I came a little late to both Denise Mina and Val McDermid, but started reading them both around the same time and soon noticed a lot of similarities. So, I googled "denise mina and val mcdermid" and—what do ya know—hit the motherload: Denise Mina interviewing Val McDermid (from Feb. 2002—told you I was behind).
A couple of my favorite bits from the interview (but you should really go read the whole thing yourself):
She has a new book out, "The Last Temptation," a tense and disgusting thriller about a serial killer who targets psychologists. The book touches on the heroin trade, the Abanian Mafia, people trafficking and the future of pan-European policing. I had a nightmare the night I finished it and tell Val about it.Mina calls it "tense and disgusting"? Ooooh, I can't wait!
Perceptions of crime fiction have fundamentally changed in the past twenty years, largely because of the work of writers like McDermid and Rankin.
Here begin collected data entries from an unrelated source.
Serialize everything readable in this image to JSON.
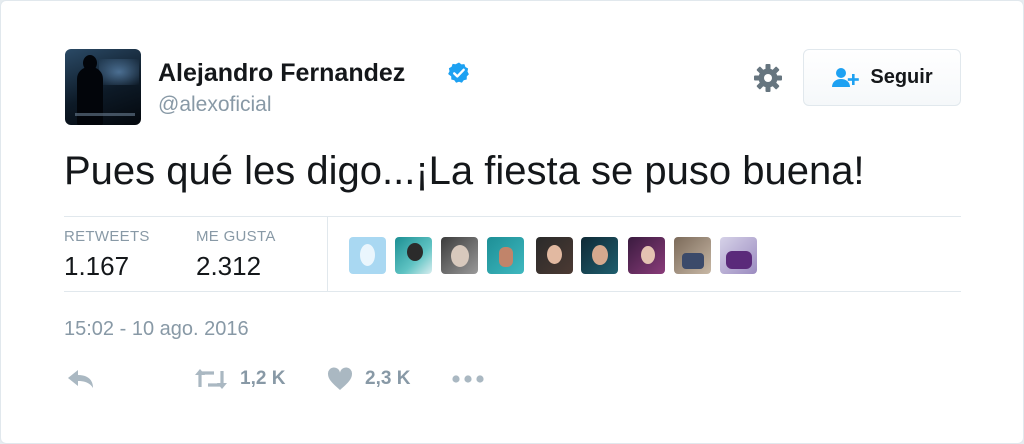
{
  "user": {
    "name": "Alejandro Fernandez",
    "handle": "@alexoficial"
  },
  "follow_button": {
    "label": "Seguir"
  },
  "tweet": {
    "text": "Pues qué les digo...¡La fiesta se puso buena!",
    "timestamp": "15:02 - 10 ago. 2016"
  },
  "stats": {
    "retweets_label": "RETWEETS",
    "retweets_value": "1.167",
    "likes_label": "ME GUSTA",
    "likes_value": "2.312"
  },
  "actions": {
    "retweet_count": "1,2 K",
    "like_count": "2,3 K"
  },
  "colors": {
    "verified": "#1da1f2",
    "icon_gray": "#aab8c2",
    "text_dark": "#14171a",
    "text_muted": "#8899a6"
  }
}
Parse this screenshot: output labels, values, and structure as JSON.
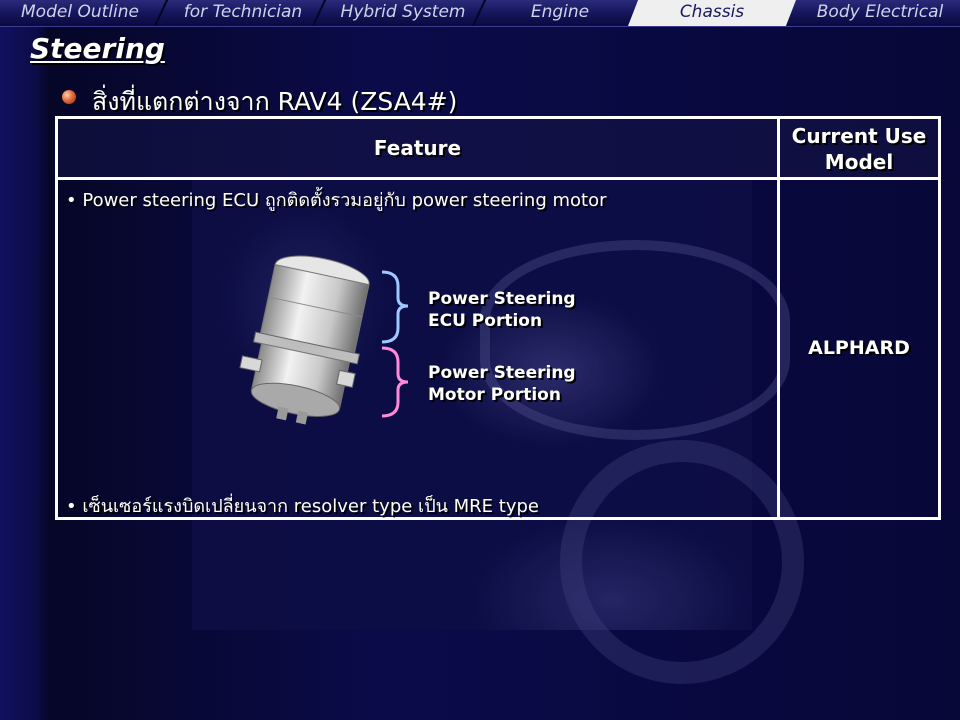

The new wave of British writing came as a result of the influence of American urban noir. From the cosy, Christie-esque puzzle thrillers set in country houses British, and particularly Scottish, crime fiction has moved the genre into new disturbing areas. The early lesbian and feminist works of writers like Wilson, Paretsky and Mary Wings have made the form uniquely attractive to writers who feel themselves alienated from mainstream writing. McDermid says that straight literature, "Became so self-reverential in the eighties and nineties that it all but disappeared up its own arse. The success of crime fiction shows that there is a place for narrative. Readers want to read it and writers want to write it."I've already started another Denise Mina (Slip of the Knife) and now I can't wait to get more Val McDermid.